Why Crocs Are Perfect
Why Crocs Are Perfect
John Duerden, the CEO of Crocs (CROX), must have been peeved to see the front page of the Washington Post's business section yesterday led by this story: "Once-Trendy Crocs Could Be On Last Legs." The article foreshadowed doom for the company known for making rainbow-colored footwear:
The colorful foam clogs appeared in 2002, just as the country was recovering from a recession. Brash and bright, they were a cheap investment (about $30) that felt good and promised to last forever. Former president George W. Bush wore them. Aerosmith lead singer Steven Tyler wore them. Your grandma wore them. They roared along with the economy, mocked by the fashion world but selling 100 million pairs in seven years.Then the boom times went bust, and Crocs went to the back of the closet.

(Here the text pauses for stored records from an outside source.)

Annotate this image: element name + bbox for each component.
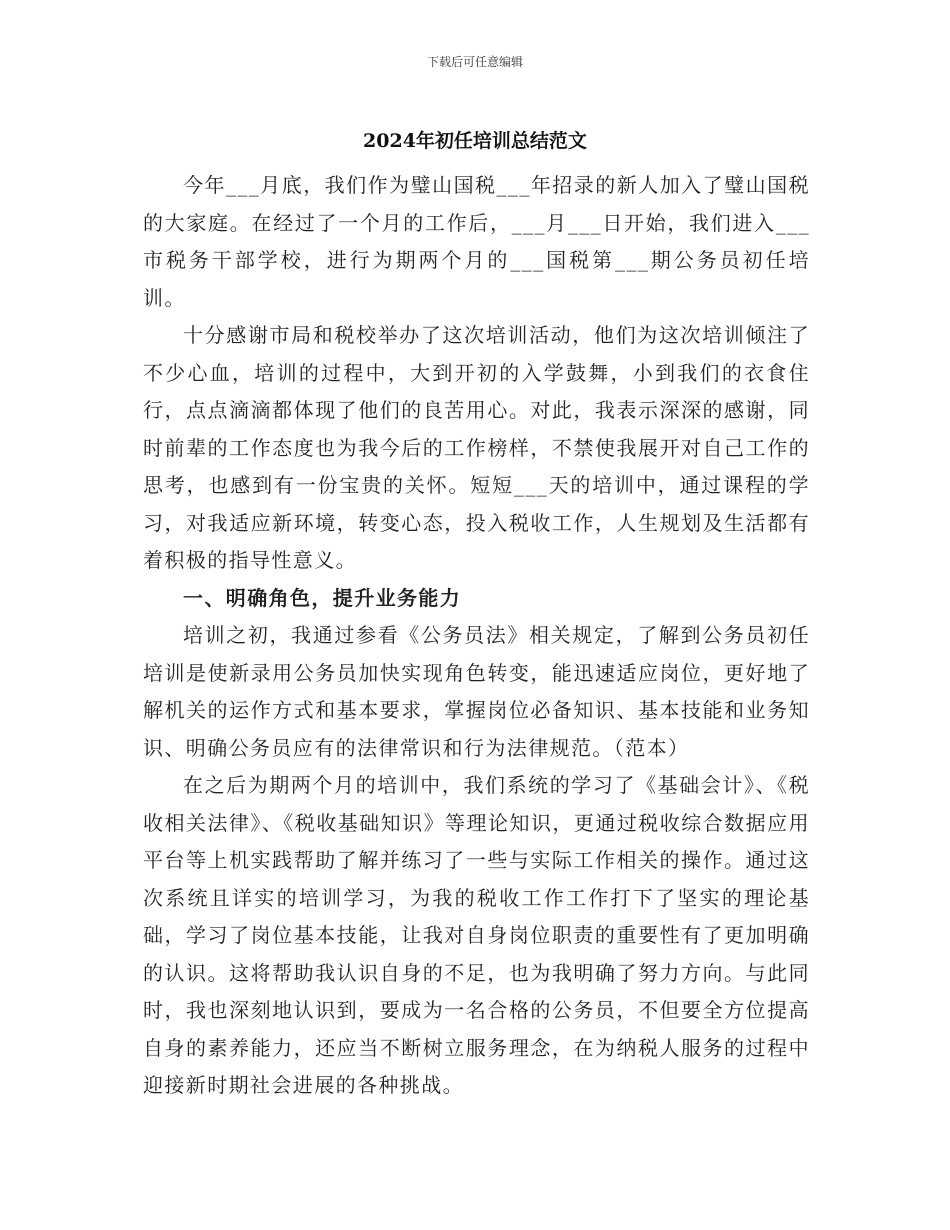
- paragraph-thanks: 十分感谢市局和税校举办了这次培训活动，他们为这次培训倾注了不少心血，培训的过程中，大到开初的入学鼓舞，小到我们的衣食住行，点点滴滴都体现了他们的良苦用心。对此，我表示深深的感谢，同时前辈的工作态度也为我今后的工作榜样，不禁使我展开对自己工作的思考，也感到有一份宝贵的关怀。短短___天的培训中，通过课程的学习，对我适应新环境，转变心态，投入税收工作，人生规划及生活都有着积极的指导性意义。: [143, 323, 810, 572]
- paragraph-intro: 今年___月底，我们作为璧山国税___年招录的新人加入了璧山国税的大家庭。在经过了一个月的工作后，___月___日开始，我们进入___市税务干部学校，进行为期两个月的___国税第___期公务员初任培训。: [143, 173, 810, 310]
- paragraph-training-start: 培训之初，我通过参看《公务员法》相关规定，了解到公务员初任培训是使新录用公务员加快实现角色转变，能迅速适应岗位，更好地了解机关的运作方式和基本要求，掌握岗位必备知识、基本技能和业务知识、明确公务员应有的法律常识和行为法律规范。（范本）: [143, 623, 810, 760]
- document-title: 2024年初任培训总结范文: [363, 130, 587, 152]
- page-header-note: 下载后可任意编辑: [426, 55, 523, 69]
- section-heading-1: 一、明确角色，提升业务能力: [183, 585, 462, 610]
- paragraph-training-content: 在之后为期两个月的培训中，我们系统的学习了《基础会计》、《税收相关法律》、《税收基础知识》等理论知识，更通过税收综合数据应用平台等上机实践帮助了解并练习了一些与实际工作相关的操作。通过这次系统且详实的培训学习，为我的税收工作工作打下了坚实的理论基础，学习了岗位基本技能，让我对自身岗位职责的重要性有了更加明确的认识。这将帮助我认识自身的不足，也为我明确了努力方向。与此同时，我也深刻地认识到，要成为一名合格的公务员，不但要全方位提高自身的素养能力，还应当不断树立服务理念，在为纳税人服务的过程中迎接新时期社会进展的各种挑战。: [143, 773, 810, 1097]
- document-body: [143, 167, 810, 1105]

Duerden wrote a defensive response to the piece on the Crocs blog. He bragged that "there are more than 100 million consumers in 125 countries that love our product." The Croc, once described aptly by Slate's Meghan O'Rourke as "a Tinkertoy on steroids," has gained global renown. Duerden implies that America should be thanking the shoe company for this. Maybe we should be. Crocs has colored the world with millions of clogs and in the process it's also created close to 2.6 billion small holes, also known as business opportunities. And not only are Crocs an important export, they're a powerful cultural symbol, he argues. The people who wear Crocs, Duerden says, are not only making a fashion statement. They're also making a statement about who they are. "Crocs shoes are perhaps the perfect product for a world in which value and simplicity are replacing avarice and over-consumption," he writes. So there, all of you greedy high-heeled, sandled, and sneaker-wearing people. If Crocs fails, with it goes minimalism.